Step 3. Act. Align the organization to produce real results
As you start seeing that customer experience gets more attention in a corporate strategy, the C-suites will take a leap into transforming their companies and will instantly struggle in structuring the organization and understanding the starting point. There is just one solution to this struggle – measuring everything your customers are saying, giving voice to the frontline staff, so their thoughts could be heard and reforming the organization into a customer-first. The moment you start seeing the economic value of this will give you the confidence to push the continuous innovation further.
Perfect your frontlines
I’ve already done an article on Customer Service vs Customer Experience where I praised the Nordstroms frontline staff. They achieve this by motivating the employees to represent their vision while interacting with customers. Nordstroms management engages these staff members by working side-by-side with them in-store and during them taking the calls.

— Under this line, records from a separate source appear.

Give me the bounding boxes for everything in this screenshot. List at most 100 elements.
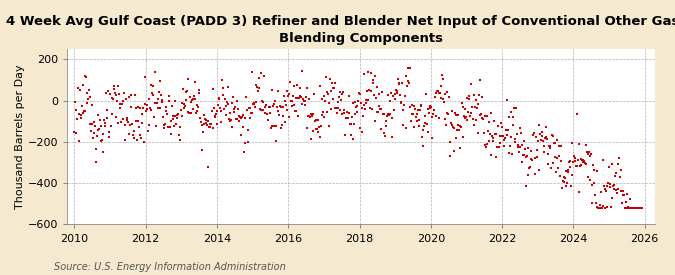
Point — [110, 115, 121, 119]
Point — [230, 117, 241, 121]
Point — [90, 160, 101, 164]
Point — [98, 132, 109, 136]
Point — [328, 85, 339, 90]
Point — [469, 93, 480, 98]
Point — [170, 99, 181, 103]
Point — [295, 86, 306, 90]
Point — [286, 99, 296, 103]
Point — [232, 116, 242, 121]
Point — [132, 119, 143, 123]
Point — [157, 98, 167, 102]
Point — [362, 70, 373, 74]
Point — [308, 92, 319, 96]
Point — [489, 119, 500, 123]
Point — [225, 118, 236, 122]
Point — [460, 106, 470, 111]
Point — [389, 91, 400, 96]
Point — [302, 113, 313, 118]
Point — [119, 91, 130, 96]
Point — [230, 105, 240, 109]
Point — [273, 89, 284, 94]
Point — [238, 112, 249, 117]
Point — [191, 109, 202, 113]
Point — [86, 122, 97, 127]
Point — [451, 112, 462, 117]
Point — [357, 130, 368, 134]
Point — [588, 163, 599, 167]
Point — [450, 136, 461, 140]
Point — [294, 94, 305, 98]
Point — [373, 109, 383, 114]
Point — [632, 206, 643, 210]
Point — [375, 126, 386, 131]
Point — [315, 135, 326, 139]
Point — [218, 92, 229, 97]
Point — [71, 131, 82, 135]
Point — [554, 144, 565, 148]
Point — [441, 111, 452, 115]
Point — [179, 102, 190, 107]
Point — [123, 120, 134, 125]
Point — [475, 78, 485, 82]
Point — [543, 144, 554, 148]
Point — [146, 108, 157, 112]
Point — [85, 95, 96, 99]
Point — [396, 100, 406, 104]
Point — [310, 117, 321, 122]
Point — [483, 139, 494, 143]
Point — [239, 150, 250, 154]
Point — [305, 137, 316, 141]
Point — [551, 170, 562, 174]
Point — [193, 88, 204, 93]
Point — [317, 97, 328, 101]
Point — [377, 112, 388, 116]
Point — [169, 123, 180, 128]
Point — [240, 141, 250, 145]
Point — [467, 104, 478, 109]
Point — [136, 112, 147, 116]
Point — [359, 103, 370, 107]
Point — [601, 189, 612, 193]
Point — [441, 123, 452, 127]
Point — [306, 111, 317, 116]
Point — [298, 97, 308, 102]
Point — [534, 123, 545, 128]
Point — [518, 153, 529, 157]
Point — [565, 159, 576, 163]
Point — [498, 144, 509, 148]
Point — [130, 92, 140, 97]
Point — [366, 89, 377, 94]
Point — [460, 115, 471, 119]
Point — [491, 132, 502, 137]
Point — [378, 112, 389, 116]
Point — [616, 167, 626, 172]
Point — [341, 116, 352, 120]
Point — [452, 113, 463, 117]
Point — [344, 94, 354, 98]
Point — [435, 90, 446, 95]
Point — [265, 126, 276, 130]
Point — [633, 206, 644, 210]
Point — [434, 116, 445, 120]
Point — [526, 158, 537, 163]
Point — [231, 98, 242, 103]
Point — [566, 172, 577, 177]
Point — [320, 99, 331, 103]
Point — [326, 107, 337, 111]
Point — [413, 118, 424, 122]
Point — [134, 106, 145, 110]
Point — [573, 189, 584, 194]
Point — [572, 158, 583, 163]
Point — [82, 100, 93, 105]
Point — [226, 101, 237, 105]
Point — [507, 152, 518, 156]
Point — [472, 131, 483, 135]
Point — [192, 105, 203, 109]
Point — [102, 107, 113, 112]
Point — [250, 83, 261, 87]
Point — [194, 90, 205, 95]
Point — [298, 99, 309, 103]
Point — [608, 186, 619, 191]
Point — [592, 205, 603, 210]
Point — [101, 116, 112, 121]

Revolutionize the experience
Switching to a customer-centric model that intersects multiple functions, might be a real pain, even for companies that get together nicely. A thorough leadership is always a must. World’s leading companies use CCO’s for this role (Chief Customer Officer) and permanent teams to back them up in their daily work.
Highlight Early wins to demonstrate the working concept
The biggest stepping stone for most the customer experience transformation is the fact the CCO’s can’t display the value their teams create and while adding certain cost to their existence, they are showing non-certain short-term results. CX transformations require patience and self-control, but the result will create those highly-necessary short-term wins that will secure the future if further innovation.